Por que isso é tão importante?

Durante décadas, os cientistas perceberam um problema intrigante.

Quando calculavam toda a matéria prevista para existir nas galáxias, quase metade dela simplesmente… desaparecia.

Ela não estava nas estrelas.

Nem nos planetas.

Nem nas nebulosas.

Hoje acredita-se que boa parte dessa matéria “perdida” esteja justamente no meio circungaláctico.

Mapear essa região poderá responder algumas das maiores perguntas da astrofísica.


⭐ Como nascem novas estrelas

O gás presente no CGM funciona como um gigantesco reservatório que alimenta continuamente as galáxias.

Sem esse combustível, novas estrelas deixariam de nascer.

Compreender esse ciclo significa entender como sistemas como a Via Láctea continuam produzindo estrelas bilhões de anos após sua formação.


🌌 Como as galáxias evoluem

As explosões de supernovas e os buracos negros supermassivos lançam enormes quantidades de matéria para fora das galáxias.

Parte desse material retorna posteriormente.

Outra parte escapa para o espaço intergaláctico.

A missão Ardua pretende observar esse verdadeiro “ciclo de reciclagem cósmica”, mostrando como gás entra, sai e retorna às galáxias ao longo de bilhões de anos.


🌠 Onde está a matéria “desaparecida” do Universo?

O chamado Problema dos Bárions Perdidos é um dos grandes desafios da cosmologia moderna.

Os modelos indicam que deveria existir muito mais matéria comum (prótons, nêutrons e elétrons) do que conseguimos detectar diretamente.

Diversos estudos recentes sugerem que boa parte dela está justamente distribuída no CGM, aquecida a milhões de graus e extremamente difícil de observar.


Como a Ardua fará isso?

O diferencial da missão está na combinação de dois tipos de observação.

Espectroscopia no ultravioleta

Permitirá identificar gases relativamente frios e ionizados, revelando sua composição química, densidade e velocidade.

Microcalorímetro em raios X

Baseado em tecnologias derivadas do conceito LEM (Line Emission Mapper), será capaz de detectar o gás extremamente quente que atualmente permanece praticamente invisível.

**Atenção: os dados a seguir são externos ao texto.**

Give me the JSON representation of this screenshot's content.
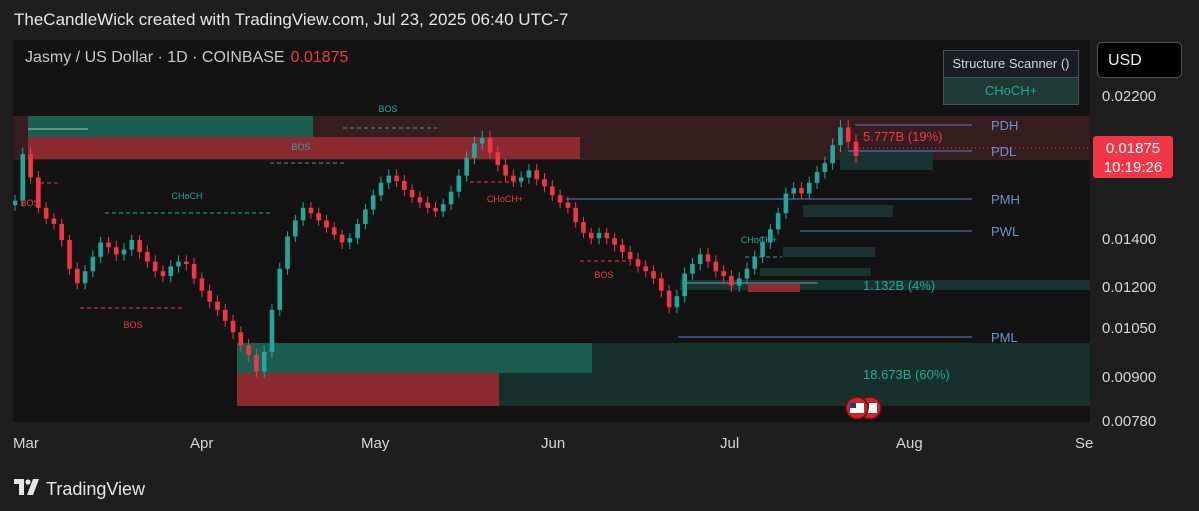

Juntos, esses instrumentos permitirão construir um verdadeiro mapa do fluxo de matéria ao redor das galáxias.


Uma missão para a próxima geração da astronomia

Segundo os pesquisadores, nenhuma missão atualmente em operação ou aprovada possui capacidade equivalente para observar simultaneamente o CGM em ultravioleta e raios X com ampla cobertura espacial.

Além do estudo do meio circungaláctico, a Ardua também poderá contribuir para pesquisas sobre:

  • evolução das galáxias;
  • meio intergaláctico;
  • formação de estrelas;
  • ambientes ao redor de sistemas planetários;
  • física do gás quente no Universo.

Ainda não foi aprovada

É importante destacar que a Ardua não é uma missão confirmada.

Ela é uma proposta científica apresentada à NASA e deverá competir com outros conceitos para integrar futuras prioridades da agência espacial.

Caso seja selecionada, poderá representar um dos maiores avanços na compreensão da formação e evolução das galáxias desde os telescópios Hubble e James Webb.


Um novo olhar para o Universo invisível

Durante décadas, os telescópios espaciais concentraram seus esforços em observar estrelas, nebulosas, galáxias e planetas.

A Ardua pretende olhar justamente para aquilo que quase ninguém consegue ver: o gigantesco oceano de gás que conecta esses objetos.

Se essa missão sair do papel, talvez descubramos que o verdadeiro motor da evolução das galáxias nunca esteve nas estrelas, mas sim na imensa estrutura invisível que sempre esteve ao redor delas.